Mystery and Manners is one of the great books of the 20th century on the art and craft of writing. It is one of the few books on writing that I recommend to all fiction writers and readers who look for the “greater depths” in novel or short story. Another quote from Mystery and Manners appears in the March 12 post, archived with the March 2007 posts in and in the “Quotes of the Day” category.

(c) Janice Harayda. All rights reserved.

March 16, 2007

Another Jawbreaker From Claire Messud’s ‘The Emperor’s Children’

Filed under: Book Awards,Book Reviews,Books,Fiction,Novels,Reading — 1minutebookreviewswordpresscom @ 8:05 pm

A postscript to yesterday’s news that Claire Messud’s The Emperor’s Children had been named the second runner-up in the 2007 Delete Key Awards competition for the year’s worst writing in books

By Janice Harayda

Wow, I thought the lines I quoted from The Emperor’s Children were bad. (Delete Key Awards Finalist, #4, Feb. 28; see also the March 15 post naming her the second-runner up in the finals www.oneminutebookreviews.wordpress.com/2007/03/15/). But I just discovered that Amazon.com reviewer Gary Malone may have one-upped me. Read this excerpt from his review of the hardcover edition of her novel on that site:

The plot that wouldn’t thicken, March 5, 2007
Reviewer: Gary Malone (Australia)
- See all my reviews

“You’ve really got to worry about a novel when a *favourable* reviewer describes the plot’s two main set pieces and one of them is when the cat dies. [The Economist, 19 Aug 2006.] Before getting into that, however, try this sample sentence for size:

‘He remembered his father’s telling him – his father, small as he was himself tall, with sloping shoulders off which Murray feared, as a child, the braces might slip, a bow-tied little man with an almost Hitlerian mustache, softened from menace by its grayness, and by the softness, insidious softness, of his quiet voice, a softness that belied his rigidity and tireless industry, his humorless and ultimately charmless ‘goodness’ (Why had she married him? She’d been so beautiful, and such fun) – telling him, as he deliberated on his path at Harvard, to choose accounting, or economics, saying, with that dreaded certainty, ‘You see, Murray, I know you want to go out and write books or something like that. But only geniuses can be writers, Murray, and frankly son …’ [p. 124]

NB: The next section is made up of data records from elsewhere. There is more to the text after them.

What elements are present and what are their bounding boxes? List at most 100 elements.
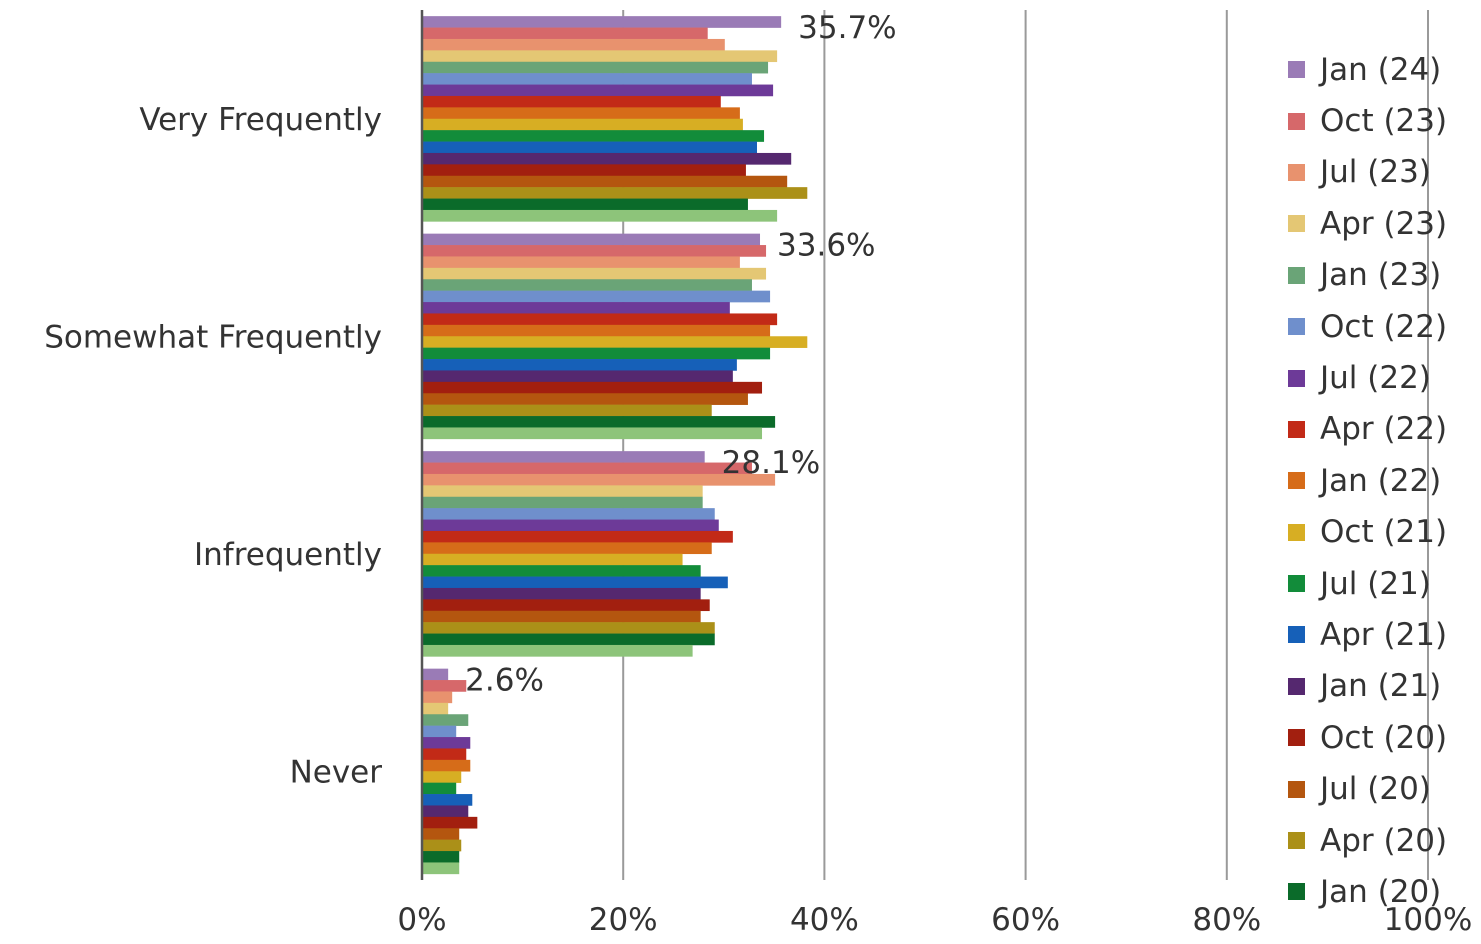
bar xyxy=(422,851,460,863)
bar xyxy=(422,152,792,165)
bar xyxy=(422,175,788,188)
bar xyxy=(422,691,453,704)
legend-item: Jul (23) xyxy=(1288,147,1478,198)
bar xyxy=(422,622,715,634)
bar xyxy=(422,267,767,280)
bar xyxy=(422,324,771,337)
legend-item: Jan (22) xyxy=(1288,455,1478,506)
bar xyxy=(422,302,730,314)
bar xyxy=(422,313,778,326)
x-tick-label: 0% xyxy=(397,902,446,938)
legend-swatch xyxy=(1288,780,1305,798)
bar xyxy=(422,209,778,222)
x-tick-label: 80% xyxy=(1192,902,1261,938)
bar xyxy=(422,862,460,875)
bar xyxy=(422,610,701,623)
bar xyxy=(422,816,478,829)
data-label: 33.6% xyxy=(777,228,875,264)
bar xyxy=(422,233,761,246)
bar xyxy=(422,805,469,818)
legend-label: Jan (21) xyxy=(1320,668,1442,705)
bar xyxy=(422,530,733,543)
legend-label: Oct (22) xyxy=(1320,308,1448,345)
bar xyxy=(422,668,449,681)
legend-label: Jan (23) xyxy=(1320,257,1442,294)
legend-item: Apr (21) xyxy=(1288,609,1478,660)
bar xyxy=(422,725,457,738)
bar xyxy=(422,416,776,428)
legend: Jan (24) Oct (23) Jul (23) Apr (23) Jan (23)… xyxy=(1288,44,1478,918)
legend-item: Apr (23) xyxy=(1288,198,1478,249)
legend-label: Jul (21) xyxy=(1320,565,1431,602)
bar xyxy=(422,107,740,120)
bar xyxy=(422,393,748,405)
legend-swatch xyxy=(1288,163,1305,181)
bar xyxy=(422,496,703,509)
legend-label: Oct (20) xyxy=(1320,719,1448,756)
legend-label: Apr (22) xyxy=(1320,411,1448,448)
data-labels: 35.7% 33.6% 28.1% 2.6% xyxy=(465,10,896,699)
legend-item: Jul (21) xyxy=(1288,558,1478,609)
bar xyxy=(422,748,467,761)
legend-item: Oct (20) xyxy=(1288,712,1478,763)
bar xyxy=(422,702,449,715)
legend-swatch xyxy=(1288,215,1305,233)
data-label: 35.7% xyxy=(798,10,896,46)
legend-item: Jan (20) xyxy=(1288,866,1478,917)
bar xyxy=(422,633,715,646)
bar xyxy=(422,473,776,486)
bar xyxy=(422,61,769,74)
bar xyxy=(422,187,808,199)
x-tick-label: 40% xyxy=(790,902,859,938)
legend-item: Jan (24) xyxy=(1288,44,1478,95)
legend-swatch xyxy=(1288,832,1305,850)
bar xyxy=(422,771,462,783)
legend-item: Jan (23) xyxy=(1288,250,1478,301)
legend-item: Oct (22) xyxy=(1288,301,1478,352)
legend-swatch xyxy=(1288,369,1305,387)
legend-swatch xyxy=(1288,626,1305,644)
bar xyxy=(422,759,471,772)
bar xyxy=(422,587,701,600)
legend-label: Jan (24) xyxy=(1320,51,1442,88)
bar xyxy=(422,370,733,383)
legend-item: Oct (21) xyxy=(1288,507,1478,558)
legend-label: Jul (22) xyxy=(1320,360,1431,397)
bar xyxy=(422,198,748,211)
legend-label: Oct (21) xyxy=(1320,514,1448,551)
x-tick-label: 20% xyxy=(589,902,658,938)
bar xyxy=(422,256,740,269)
legend-swatch xyxy=(1288,112,1305,130)
legend-swatch xyxy=(1288,677,1305,695)
bar xyxy=(422,599,710,612)
legend-item: Jul (22) xyxy=(1288,352,1478,403)
bar xyxy=(422,462,752,475)
legend-label: Apr (23) xyxy=(1320,205,1448,242)
legend-swatch xyxy=(1288,420,1305,438)
bar xyxy=(422,839,462,852)
bar xyxy=(422,16,782,28)
legend-item: Apr (20) xyxy=(1288,815,1478,866)
legend-swatch xyxy=(1288,318,1305,336)
bar xyxy=(422,50,778,63)
bar xyxy=(422,245,767,257)
bar xyxy=(422,485,703,498)
bar xyxy=(422,130,765,142)
bar xyxy=(422,782,457,795)
category-label: Never xyxy=(290,754,383,790)
legend-label: Jul (23) xyxy=(1320,154,1431,191)
bar xyxy=(422,553,683,566)
legend-label: Jan (22) xyxy=(1320,462,1442,499)
legend-swatch xyxy=(1288,729,1305,747)
legend-swatch xyxy=(1288,575,1305,593)
legend-label: Apr (21) xyxy=(1320,616,1448,653)
bar xyxy=(422,290,771,303)
x-tick-label: 60% xyxy=(991,902,1060,938)
legend-swatch xyxy=(1288,266,1305,284)
bar xyxy=(422,451,705,463)
bar xyxy=(422,84,774,97)
bar xyxy=(422,714,469,726)
category-label: Somewhat Frequently xyxy=(44,319,382,355)
legend-item: Oct (23) xyxy=(1288,95,1478,146)
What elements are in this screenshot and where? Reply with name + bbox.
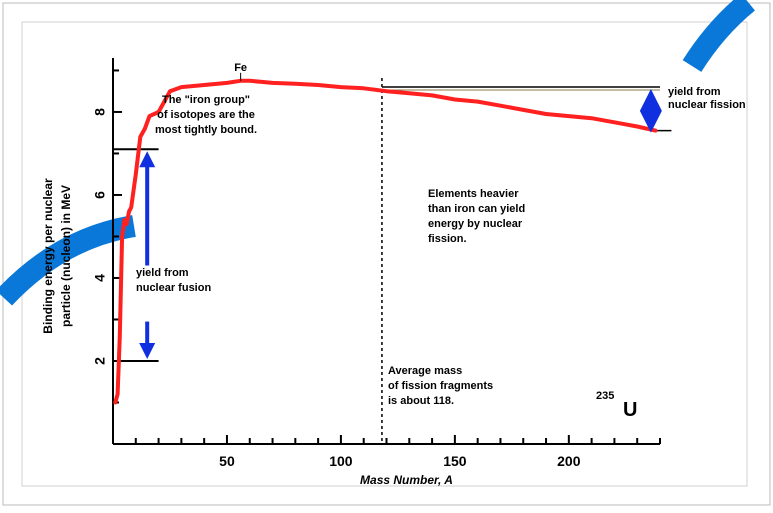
heavier-elements-text-line-4: fission. xyxy=(428,233,467,245)
fe-label: Fe xyxy=(234,62,247,74)
decorative-stroke-left xyxy=(0,215,136,306)
fission-yield-text-line-2: nuclear fission xyxy=(668,99,746,111)
data-point xyxy=(156,110,161,114)
data-point xyxy=(129,205,133,210)
data-point xyxy=(521,108,525,112)
uranium-mass-number: 235 xyxy=(596,390,614,402)
data-point xyxy=(476,99,480,104)
data-point xyxy=(125,222,129,226)
data-point xyxy=(143,126,147,131)
data-point xyxy=(248,79,252,83)
fission-diamond-arrow xyxy=(639,89,662,133)
heavier-elements-text-line-1: Elements heavier xyxy=(428,188,519,200)
data-point xyxy=(118,334,122,338)
data-point xyxy=(147,114,152,118)
data-point xyxy=(179,85,183,89)
data-point xyxy=(134,172,138,176)
data-point xyxy=(120,234,124,239)
x-tick-label: 150 xyxy=(443,453,467,469)
y-axis-label-line2: particle (nucleon) in MeV xyxy=(59,185,73,327)
decorative-stroke-top-right xyxy=(682,0,756,72)
data-point xyxy=(270,81,275,85)
y-tick-label: 6 xyxy=(92,191,108,199)
iron-group-text-line-3: most tightly bound. xyxy=(155,124,257,136)
data-point xyxy=(384,89,389,93)
data-point xyxy=(316,83,320,87)
data-point xyxy=(590,116,594,120)
data-point xyxy=(453,97,457,102)
data-point xyxy=(544,112,548,116)
heavier-elements-text-line-2: than iron can yield xyxy=(428,203,525,215)
data-point xyxy=(115,392,120,396)
data-point xyxy=(362,86,366,90)
data-point xyxy=(407,91,411,95)
data-point xyxy=(293,82,297,86)
y-axis-label-line1: Binding energy per nuclear xyxy=(41,178,55,334)
data-point xyxy=(122,218,126,222)
x-axis-label: Mass Number, A xyxy=(360,473,453,487)
uranium-symbol: U xyxy=(623,399,637,421)
y-tick-label: 8 xyxy=(92,108,108,116)
fission-yield-text-line-1: yield from xyxy=(668,86,721,98)
outer-frame xyxy=(2,2,771,506)
y-tick-label: 2 xyxy=(92,357,108,365)
data-point xyxy=(113,400,117,405)
fusion-arrow-down-head xyxy=(139,342,156,359)
x-tick-label: 50 xyxy=(219,453,235,469)
fusion-yield-text-line-1: yield from xyxy=(136,267,189,279)
data-point xyxy=(138,135,142,139)
data-point xyxy=(127,209,131,214)
x-tick-label: 100 xyxy=(329,453,353,469)
data-point xyxy=(635,124,639,129)
data-point xyxy=(225,81,229,85)
iron-group-text-line-1: The "iron group" xyxy=(162,94,250,106)
x-tick-label: 200 xyxy=(557,453,581,469)
data-point xyxy=(168,89,172,93)
average-mass-text-line-1: Average mass xyxy=(388,365,462,377)
data-point xyxy=(567,114,571,118)
data-point xyxy=(202,83,206,87)
average-mass-text-line-3: is about 118. xyxy=(388,395,454,407)
data-point xyxy=(612,120,617,124)
iron-group-text-line-2: of isotopes are the xyxy=(157,109,255,121)
average-mass-text-line-2: of fission fragments xyxy=(388,380,493,392)
data-point xyxy=(653,129,658,133)
heavier-elements-text-line-3: energy by nuclear xyxy=(428,218,523,230)
data-point xyxy=(339,85,343,89)
inner-frame xyxy=(21,21,748,487)
y-tick-label: 4 xyxy=(92,274,108,282)
data-point xyxy=(430,93,434,97)
data-point xyxy=(498,104,503,108)
fusion-yield-text-line-2: nuclear fusion xyxy=(136,282,211,294)
fusion-arrow-up-head xyxy=(139,151,156,168)
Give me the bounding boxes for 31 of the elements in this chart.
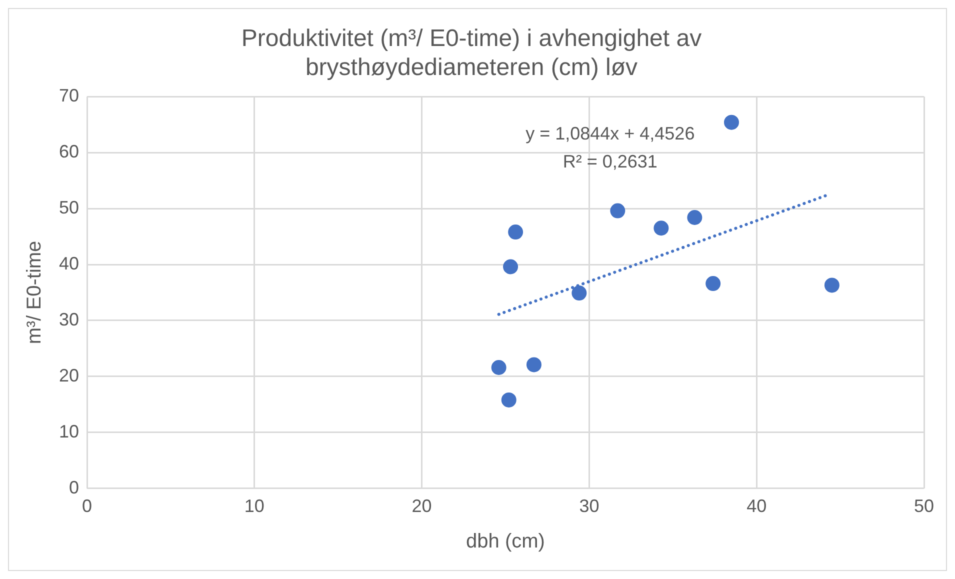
y-tick-label: 10 <box>58 421 80 442</box>
x-axis-title: dbh (cm) <box>466 530 545 553</box>
y-tick-label: 50 <box>58 198 80 218</box>
point <box>687 210 702 225</box>
point <box>824 278 840 293</box>
y-tick-label: 30 <box>58 309 80 330</box>
y-axis-title: m³/ E0-time <box>24 240 46 344</box>
x-tick-label: 30 <box>579 496 600 516</box>
x-tick-label: 20 <box>412 496 432 516</box>
chart-title: Produktivitet (m³/ E0-time) i avhengighet av brysthøydediameteren (cm) løv <box>241 25 702 81</box>
x-tick-label: 0 <box>82 496 92 516</box>
annotation: R² = 0,2631 <box>562 152 658 172</box>
y-tick-label: 0 <box>69 477 80 498</box>
point <box>706 276 721 292</box>
point <box>654 220 669 236</box>
point <box>501 392 516 408</box>
point <box>508 224 524 240</box>
point <box>610 203 626 218</box>
x-tick-label: 40 <box>746 496 767 516</box>
y-tick-label: 70 <box>58 86 80 106</box>
y-tick-label: 20 <box>58 365 80 386</box>
x-tick-label: 10 <box>244 496 264 516</box>
annotation: y = 1,0844x + 4,4526 <box>526 124 695 144</box>
point <box>526 357 542 372</box>
y-tick-label: 40 <box>58 253 80 274</box>
point <box>724 114 739 130</box>
point <box>491 360 506 375</box>
x-tick-label: 50 <box>914 496 934 516</box>
point <box>572 286 587 301</box>
point <box>503 259 518 274</box>
y-tick-label: 60 <box>58 142 80 162</box>
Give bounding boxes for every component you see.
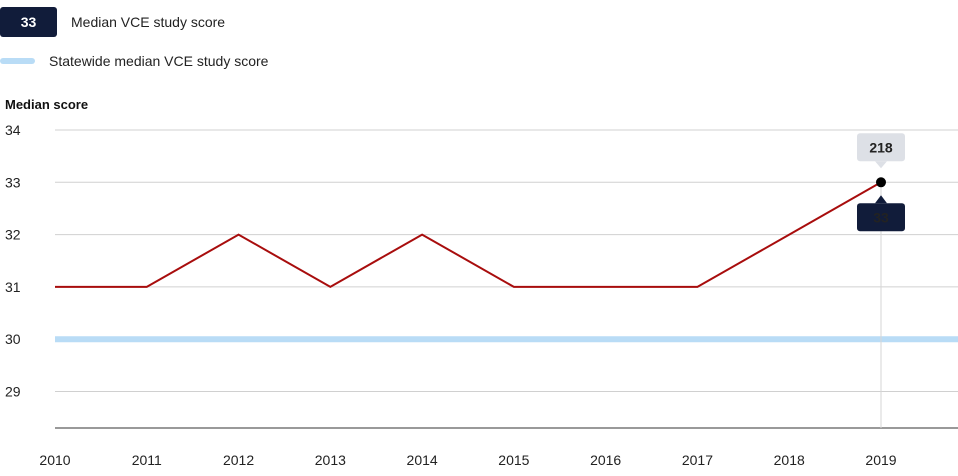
value-tooltip-pointer — [875, 195, 887, 204]
y-tick-label-29: 29 — [5, 384, 21, 400]
x-tick-label-2011: 2011 — [132, 452, 162, 468]
x-tick-label-2014: 2014 — [407, 452, 438, 468]
y-tick-label-33: 33 — [5, 174, 21, 190]
legend-label-statewide: Statewide median VCE study score — [49, 53, 269, 69]
legend-swatch-statewide — [0, 58, 35, 64]
value-tooltip-text: 33 — [873, 209, 889, 225]
count-tooltip-text: 218 — [869, 139, 893, 155]
y-tick-label-30: 30 — [5, 331, 21, 347]
count-tooltip-pointer — [875, 161, 887, 169]
x-tick-label-2010: 2010 — [39, 452, 70, 468]
x-tick-label-2019: 2019 — [865, 452, 896, 468]
y-tick-label-34: 34 — [5, 122, 21, 138]
legend-item-statewide[interactable]: Statewide median VCE study score — [0, 53, 268, 69]
x-tick-label-2018: 2018 — [774, 452, 805, 468]
legend-item-median[interactable]: 33 Median VCE study score — [0, 7, 225, 37]
y-tick-label-31: 31 — [5, 279, 21, 295]
highlight-point — [876, 177, 886, 188]
legend-badge: 33 — [0, 7, 57, 37]
series-line-median — [55, 181, 882, 289]
x-tick-label-2016: 2016 — [590, 452, 621, 468]
x-tick-label-2017: 2017 — [682, 452, 713, 468]
y-tick-label-32: 32 — [5, 227, 21, 243]
x-tick-label-2012: 2012 — [223, 452, 254, 468]
legend-label-median: Median VCE study score — [71, 14, 226, 30]
x-tick-label-2015: 2015 — [498, 452, 529, 468]
count-tooltip-box — [857, 133, 905, 162]
y-axis-title: Median score — [5, 97, 89, 112]
legend: 33 Median VCE study score Statewide medi… — [0, 0, 958, 90]
x-tick-label-2013: 2013 — [315, 452, 346, 468]
value-tooltip-box — [857, 203, 905, 232]
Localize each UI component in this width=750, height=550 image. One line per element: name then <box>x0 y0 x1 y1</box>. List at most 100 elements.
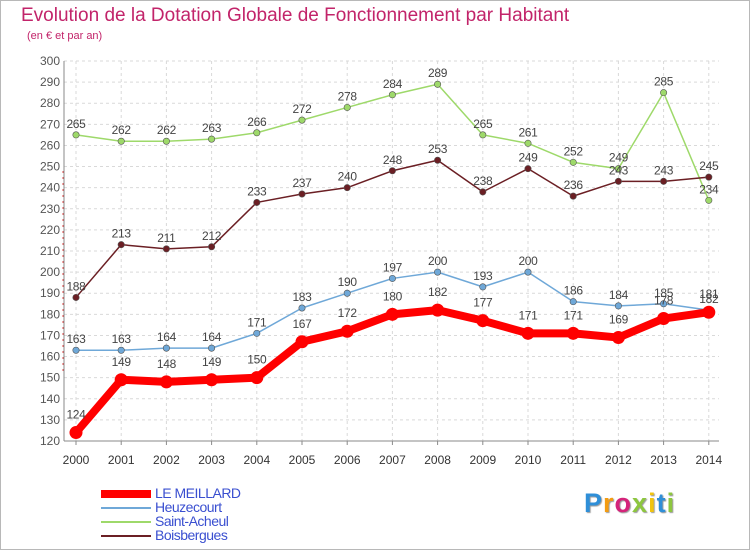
data-label: 240 <box>338 170 358 184</box>
data-point <box>434 268 442 276</box>
logo-letter: i <box>666 488 676 518</box>
data-label: 163 <box>112 332 132 346</box>
data-label: 266 <box>247 115 267 129</box>
data-label: 213 <box>112 227 132 241</box>
data-label: 265 <box>473 117 493 131</box>
y-tick-label: 300 <box>40 54 60 68</box>
y-tick-label: 130 <box>40 413 60 427</box>
data-label: 262 <box>112 123 132 137</box>
data-label: 249 <box>518 151 538 165</box>
data-point <box>611 331 625 345</box>
y-tick-label: 240 <box>40 181 60 195</box>
x-tick-label: 2011 <box>560 453 586 467</box>
data-point <box>117 346 125 354</box>
legend-swatch <box>101 490 151 498</box>
data-point <box>117 241 125 249</box>
x-tick-label: 2006 <box>334 453 361 467</box>
data-label: 265 <box>66 117 86 131</box>
data-point <box>388 274 396 282</box>
series-line-le-meillard <box>72 306 713 437</box>
data-label: 171 <box>518 308 538 322</box>
data-point <box>343 289 351 297</box>
data-point <box>250 371 264 385</box>
x-tick-label: 2001 <box>108 453 135 467</box>
series-lines <box>69 80 716 440</box>
data-label: 169 <box>609 313 629 327</box>
data-label: 180 <box>383 289 403 303</box>
legend-swatch <box>101 507 151 509</box>
data-label: 243 <box>654 163 674 177</box>
y-tick-label: 280 <box>40 96 60 110</box>
legend-label: Heuzecourt <box>155 499 222 515</box>
chart-title: Evolution de la Dotation Globale de Fonc… <box>21 5 570 26</box>
data-label: 149 <box>202 355 222 369</box>
data-label: 236 <box>564 178 584 192</box>
data-point <box>340 324 354 338</box>
data-point <box>434 80 442 88</box>
data-label: 149 <box>112 355 132 369</box>
data-point <box>566 326 580 340</box>
data-label: 182 <box>428 285 448 299</box>
data-point <box>524 268 532 276</box>
data-label: 261 <box>518 125 538 139</box>
data-point <box>705 196 713 204</box>
y-tick-label: 260 <box>40 138 60 152</box>
legend-swatch <box>101 521 151 523</box>
data-point <box>295 335 309 349</box>
axes: 120 130 140 150 160 170 180 190 200 210 220 230 240 2… <box>40 54 723 467</box>
data-label: 171 <box>564 308 584 322</box>
data-point <box>162 344 170 352</box>
data-point <box>524 165 532 173</box>
data-point <box>479 188 487 196</box>
proxiti-logo: Proxiti <box>584 488 675 519</box>
data-point <box>431 303 445 317</box>
data-label: 285 <box>654 75 674 89</box>
data-label: 237 <box>292 176 312 190</box>
data-point <box>479 131 487 139</box>
data-point <box>117 137 125 145</box>
x-tick-label: 2008 <box>424 453 451 467</box>
data-label: 284 <box>383 77 403 91</box>
data-label: 163 <box>66 332 86 346</box>
data-label: 272 <box>292 102 312 116</box>
data-label: 262 <box>157 123 177 137</box>
data-label: 182 <box>699 292 719 306</box>
logo-letter: r <box>603 488 615 518</box>
data-label: 181 <box>699 287 719 301</box>
y-tick-label: 230 <box>40 202 60 216</box>
legend-label: Saint-Acheul <box>155 513 229 529</box>
data-point <box>569 298 577 306</box>
data-label: 200 <box>428 254 448 268</box>
x-tick-label: 2013 <box>650 453 677 467</box>
data-label: 211 <box>157 231 176 245</box>
data-point <box>69 426 83 440</box>
data-point <box>208 344 216 352</box>
data-label: 249 <box>609 151 629 165</box>
data-point <box>614 177 622 185</box>
data-point <box>569 158 577 166</box>
data-label: 124 <box>66 408 86 422</box>
data-point <box>657 312 671 326</box>
data-label: 148 <box>157 357 177 371</box>
data-point <box>614 302 622 310</box>
data-label: 238 <box>473 174 493 188</box>
legend-label: Boisbergues <box>155 527 228 543</box>
x-tick-label: 2007 <box>379 453 406 467</box>
x-tick-label: 2012 <box>605 453 632 467</box>
data-label: 243 <box>609 163 629 177</box>
chart-subtitle: (en € et par an) <box>27 30 103 42</box>
data-label: 193 <box>473 269 493 283</box>
data-label: 252 <box>564 144 584 158</box>
data-point <box>162 137 170 145</box>
data-point <box>72 346 80 354</box>
y-tick-label: 120 <box>40 434 60 448</box>
data-label: 183 <box>292 290 312 304</box>
data-point <box>705 173 713 181</box>
data-label: 233 <box>247 184 267 198</box>
data-label: 248 <box>383 153 403 167</box>
data-point <box>569 192 577 200</box>
data-point <box>660 89 668 97</box>
data-point <box>253 198 261 206</box>
data-label: 200 <box>518 254 538 268</box>
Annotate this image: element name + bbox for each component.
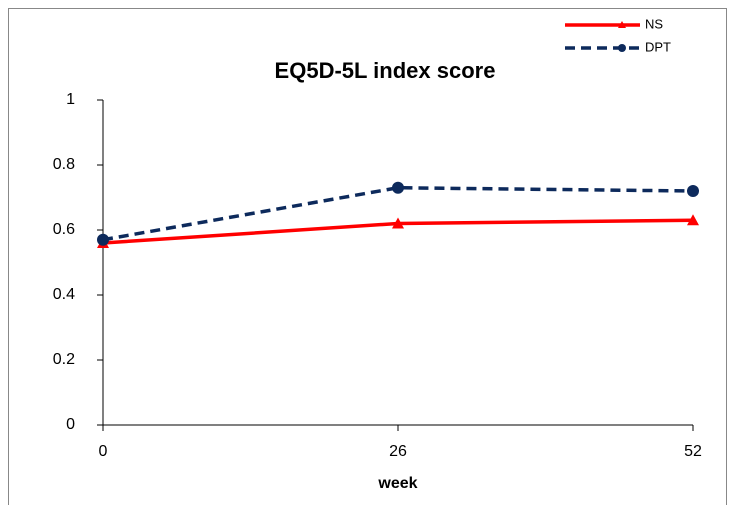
chart-title: EQ5D-5L index score bbox=[275, 58, 496, 83]
point bbox=[392, 181, 404, 194]
point bbox=[392, 217, 404, 229]
x-tick-label: 26 bbox=[389, 443, 407, 460]
x-axis-label: week bbox=[377, 475, 417, 492]
point bbox=[687, 185, 699, 197]
chart-frame bbox=[8, 8, 727, 510]
x-tick-label: 0 bbox=[99, 443, 108, 460]
y-tick-label: 0.4 bbox=[53, 286, 75, 303]
series-line bbox=[102, 185, 694, 242]
x-tick-label: 52 bbox=[684, 443, 702, 460]
legend-marker bbox=[618, 44, 626, 52]
legend-label: DPT bbox=[645, 39, 671, 54]
y-tick-label: 0.6 bbox=[53, 221, 75, 238]
point bbox=[687, 214, 699, 226]
point bbox=[97, 233, 109, 246]
legend-marker bbox=[618, 21, 626, 28]
y-tick-label: 1 bbox=[66, 91, 75, 108]
y-tick-label: 0 bbox=[66, 416, 75, 433]
y-tick-label: 0.8 bbox=[53, 156, 75, 173]
legend-label: NS bbox=[645, 16, 663, 31]
y-tick-label: 0.2 bbox=[53, 351, 75, 368]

See what I mean about size? Reviewers have already complained about the author’s self-interrupting, drunkenly digressive prose style. They are entirely correct to do so. Claire Messud’s book is festooned with sentences which are essentially motorway pile-ups of sub-clauses, codicils and parenthetical interpolations. Such a rookie mistake – which makes for hopelessly cumbersome reading – should never have made it past the editor.”

Be sure to read Malone’s review on Amazon if your book club is thinking of reading The Emperor’s Children, especially if you wonder if the writing was bad enough to make it the second-runner in the Delete Key Awards, just behind first runner-up Mitch Albom and grand prize winner Danielle Steel.